The aim of this work was to determine whether the consumption of pre-exercise high– or low–glycemic index (GI) meals has a beneficial effect on time trial performance.
Eight male cyclists were provided with either a high-GI or low-GI meal, providing 1 g·kg−1 body mass of carbohydrate, 45 min before performing a 40-km time trial on a Velotron cyclePro.

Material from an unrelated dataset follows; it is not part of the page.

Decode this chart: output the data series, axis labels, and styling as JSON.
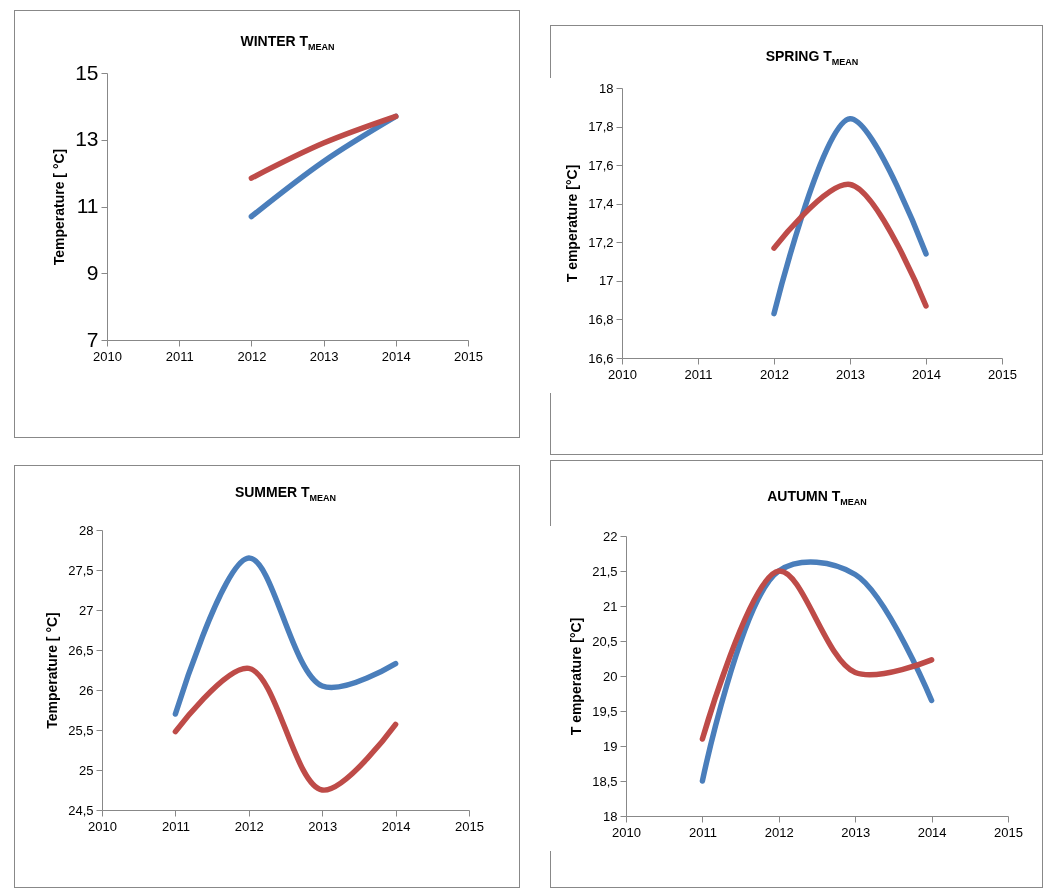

Time trial performance was significantly improved in the low-GI trial (92.5 ± 5.2 min) compared with the high-GI trial (95.6 ± 6.0 min) (P = .009). Blood glucose concentrations at the point of exhaustion were significantly higher in the low-GI trial (5.2± 0.6 mmol·L−1) compared with the high-GI trial (4.7 ± 0.7 mmol·L−1) (P = .001). There was no significant difference in estimated carbohydrate oxidation data between the low-GI (2.51 ± 1.74 g·min−1) and high-GI (2.18 ± 1.53 g·min−1) meals (P = .195). No significant difference in estimated fat oxidation was observed between the low-GI (0.15 ± 0.15 g·min−1) and high-GI (0.29 ± 0.18 g·min−1) diets (P = .83).
The improvement in time trial performance for the low-GI trial may be associated with an increased availability of glucose to the working muscles, contributing additional carbohydrate for oxidation and possibly sparing limited muscle and liver glycogen stores.